Status Report for 11-24-7
I should make more annotations.
So I’m finishing an order, car at the window, when she asks if it is too late to have one more MexiMelt. Want to know what I said?
“Yes, I’m sorry.”
Ha ha. I rule. I was in the middle of having a pretty steady flow of cars, and it’s pretty rude to hold up a line of cars because you want something extra.
We’re getting new registers next month. I’ve been playing with a test model, amusing myself by adding things like bacon, despite the fact that we don’t have bacon. This new system should save a lot of hassles, as you can go back and edit shit, as opposed to having to clear out things altogether.
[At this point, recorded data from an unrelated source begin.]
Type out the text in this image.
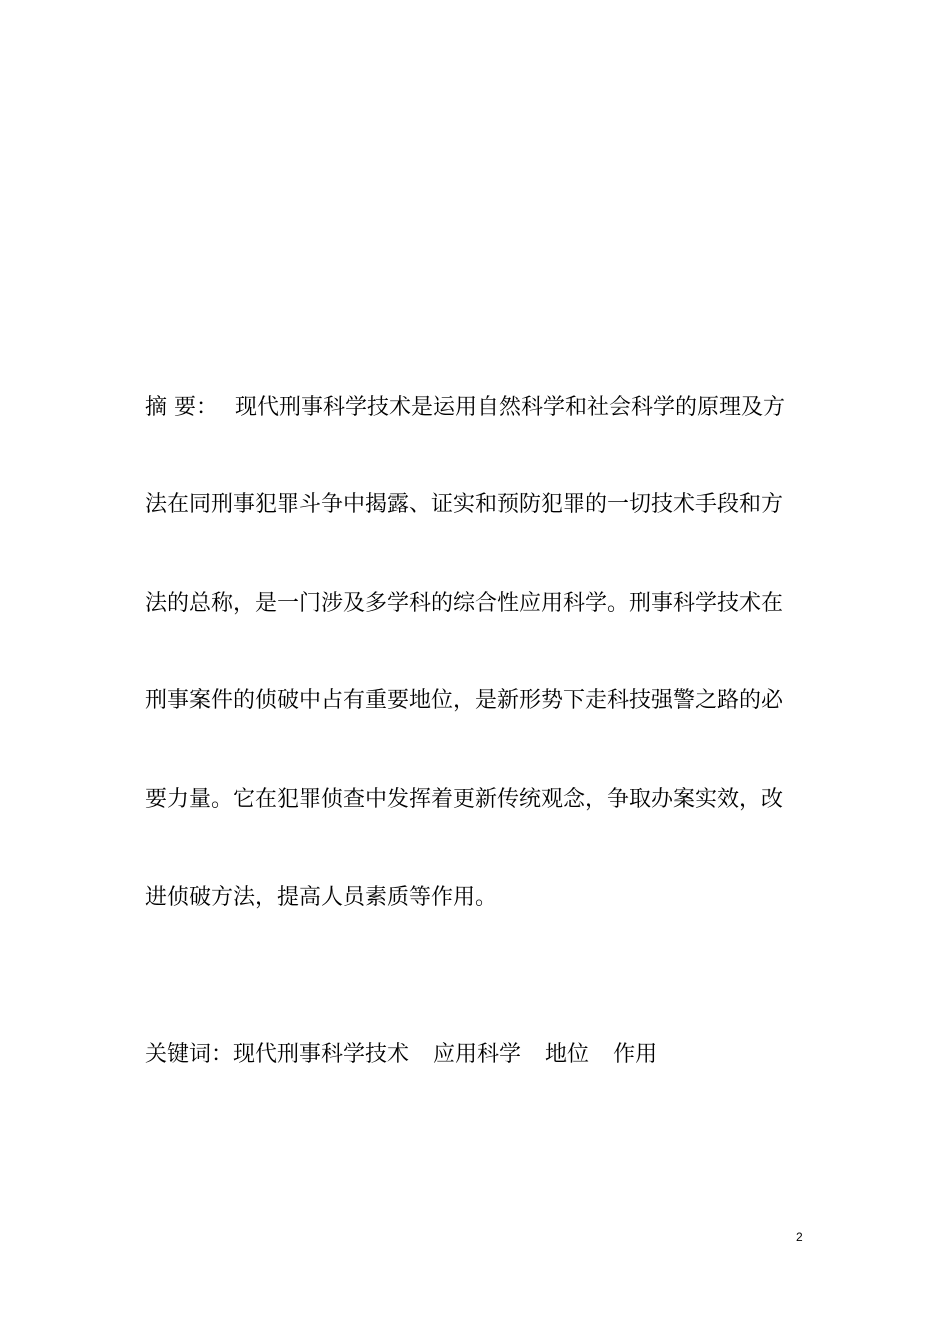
摘 要： 现代刑事科学技术是运用自然科学和社会科学的原理及方
法在同刑事犯罪斗争中揭露、证实和预防犯罪的一切技术手段和方
法的总称，是一门涉及多学科的综合性应用科学。刑事科学技术在
刑事案件的侦破中占有重要地位，是新形势下走科技强警之路的必
要力量。它在犯罪侦查中发挥着更新传统观念，争取办案实效，改
进侦破方法，提高人员素质等作用。
关键词：现代刑事科学技术 应用科学 地位 作用
2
I had a Lindsey sighting today. I was going out and grabbing trays because Alicia was a little busy taking orders. I recognized her, but couldn’t place her name. I checked my records and I last saw her sometime in September. Fascinating. She was in the same group of friends that she was last time, though she’s the only one that talks to me. It’s nice being hit on now and then. Ha ha. I was too busy to hit on her, unfortunately.
So Lili is finishing up dropping some food and otherwise making sure line is set. She’s about to leave when she says to me, “Well, I’m leaving. Now you’re in charge!” That’s funny if you know Lili. She doesn’t like most people, but she likes me because I haul ass. I love that woman. The place simply isn’t the same when Lili isn’t around.
I’ve been wanking a lot lately. I’ve been just going with it. It feels good! I’m trying to hold myself to every-other-day to maximize wanking quality, but sometimes I just can’t help myself. :: smiles ::
…
I don’t know how I’m going to get my paper done. My mind wanders to what-if’s. I ask myself what I’ll do if I don’t pass this class because of this silly paper, despite knowing everything else there is to know for the course. A voice whispers quietly in my mind. “Keep going.” I think about the logistics of what I’m up against in terms of actually getting it done. I think of how horrible it felt when I failed (all my classes). I’ve thought about how I’ve never actually tried and failed, I’ve only ever failed when I gave up on myself.
A voice whispers quietly in my mind, “Don’t give up.”
I calm and find some poise.
I’ve been thinking a lot about my immediate workout goals. A lot of what’s driven me previously was staying balanced. But part of having goals is putting more priority in some things over others. I know I want strength in some places more than others, and I want hypertrophy in some places more than others. So, if only for a little bit, I should train that way. I’ll have some time over winter break, and I think I’ll be pretty motivated to really crank up the intensity. I already have the basics in mind.
I have been doing the same workout for quite some time (aside from the classes I have been taking). I do hope that I find the motivation to work out more intensely. I’m not gaining, but it sure would be nice to see myself become more toned.
Warning Comment
When I worked at KFC in 2002 I found it infuriating when people tried adding to their order at the window, and as an unofficial policy we would always deny their request. Earlier today I was buying at a KFC drive thru when, after giving me my meal, the staff actually asked “is there anything else we can get for you?” It was just weird.